Dia mengidentifikasi, ada beberapa kendala yang harus dihadapi agar komoditas perkebunan di Jatim meningkat. Diantaranya adalah berkurangnya lahan-lahan subur karena beralih fungsi dan kelangkaan pupuk yang dialami petani.
Kondisi itu membuat petani mengalami kesulitan untuk menggenjot produksi mereka.

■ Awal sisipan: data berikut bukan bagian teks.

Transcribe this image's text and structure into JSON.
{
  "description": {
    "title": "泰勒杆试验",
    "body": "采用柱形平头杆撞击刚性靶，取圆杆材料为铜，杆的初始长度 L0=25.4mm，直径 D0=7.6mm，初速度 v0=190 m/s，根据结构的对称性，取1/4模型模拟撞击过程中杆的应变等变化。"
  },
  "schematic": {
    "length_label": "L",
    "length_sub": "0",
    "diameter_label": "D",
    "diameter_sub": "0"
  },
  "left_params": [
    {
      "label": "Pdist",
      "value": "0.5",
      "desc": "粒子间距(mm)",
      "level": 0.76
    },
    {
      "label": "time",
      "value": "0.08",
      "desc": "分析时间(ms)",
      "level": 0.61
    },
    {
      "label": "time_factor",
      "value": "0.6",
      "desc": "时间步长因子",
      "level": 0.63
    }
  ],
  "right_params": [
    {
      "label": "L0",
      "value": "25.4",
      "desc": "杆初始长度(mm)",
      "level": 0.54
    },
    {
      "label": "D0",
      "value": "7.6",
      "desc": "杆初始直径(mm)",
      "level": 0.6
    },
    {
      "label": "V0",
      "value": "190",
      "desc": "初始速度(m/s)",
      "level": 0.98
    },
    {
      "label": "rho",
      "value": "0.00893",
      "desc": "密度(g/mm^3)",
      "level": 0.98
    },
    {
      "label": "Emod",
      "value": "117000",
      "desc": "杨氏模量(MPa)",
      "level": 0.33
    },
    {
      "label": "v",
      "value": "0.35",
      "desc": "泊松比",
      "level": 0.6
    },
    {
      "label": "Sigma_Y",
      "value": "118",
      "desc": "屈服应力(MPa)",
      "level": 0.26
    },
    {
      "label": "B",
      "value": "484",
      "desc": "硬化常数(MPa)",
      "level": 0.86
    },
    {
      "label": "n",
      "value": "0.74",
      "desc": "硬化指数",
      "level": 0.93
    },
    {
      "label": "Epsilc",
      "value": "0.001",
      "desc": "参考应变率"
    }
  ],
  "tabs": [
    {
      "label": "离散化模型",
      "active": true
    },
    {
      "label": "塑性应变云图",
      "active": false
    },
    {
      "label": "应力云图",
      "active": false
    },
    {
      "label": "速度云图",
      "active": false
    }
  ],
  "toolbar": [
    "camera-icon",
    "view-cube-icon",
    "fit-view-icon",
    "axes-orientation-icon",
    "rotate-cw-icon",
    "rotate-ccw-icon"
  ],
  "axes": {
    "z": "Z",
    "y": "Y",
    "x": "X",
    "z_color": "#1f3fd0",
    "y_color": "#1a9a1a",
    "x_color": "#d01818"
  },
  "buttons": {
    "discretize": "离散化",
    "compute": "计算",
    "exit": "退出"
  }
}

“Lahannya semakin sempit, lahan-lahan subur berkurang dan itu mengurangi hasil produksi petani. Belum lagi kalau misalkan ada permasalahan di pengolahan. Setiap tumbuh harus ada pupuk. Persoalan luar biasa karena setiap tahun persoalan petani lagi-lagi dihadapkan dengan mahalnya harga pupuk,” katanya.
Masalah lain, kata Heru, yang dialami petani adalah adanya hama yang sering menyerang tanaman petani. Dia mencontohkan, hama uret yang menyerang tanaman tebu di berbagai daerah, sehingga mempengaruhi hasil produksi petani.
“Uret itu menyerang di berbagai daerah, terutama di Kediri, Lumajang, Probolinggo, Tulungagung dan ini masalah klasik yang dihadapi bertahun-tahun,” jelasnya.
Karena itu, untuk mencegah serangan hama uret tersebut, pihaknya sudah mempersiapkan benih unggul dan mengimbau para petani untuk menggunakannya. Dengan benih yang tahan penyakit dan bagus, maka produksi petani bisa terdongkrak naik dan maksimal.
“Oleh karena itu kita harus pinter-pinter, syukur kalau sudah ketemu bibit unggul tahan penyakit. Kalau benih tidak bersertifikat itu illegal, tetapi memang kalau legal dibeli mahal. Tetapi saya yakin akan menghasilkan yang bagus,” jelas Pj Bupati Tulungagung itu.
Heru mengatakan, pihaknya sudah mulai mengembangkan benih bersertifikat unggul di beberapa daerah di Jatim. Diantaranya adalah benih kopi di Kecamatan Pronojiwo, Kabupaten Lumajang dan benih tebu di Kabupaten Jombang.
“Kami mengembangkan benih, saat ini benih kopi dan tebu. Kita punya di Lumajang ada kebun benih dengan kualitas yang sangat bagus. Kemudian tebu juga punya di kabupaten Jombang,” jelasnya.
Selain peningkatan kualitas benih, langkah lain yang dilakukan adalah mengimbau agar petani menggunakan pupuk organik. Langkah itu bisa dijadikan alternative lain, agar petani tidak kebingungan ketika pupuk kimia langkah dan mahal.
“Kalau misalnya kita demplot dengan menggunakan pupuk organik saja, bisa belajar dengan teman-teman Universitas Brawijaya (UB) atau Puslitkoka,” tambahnya.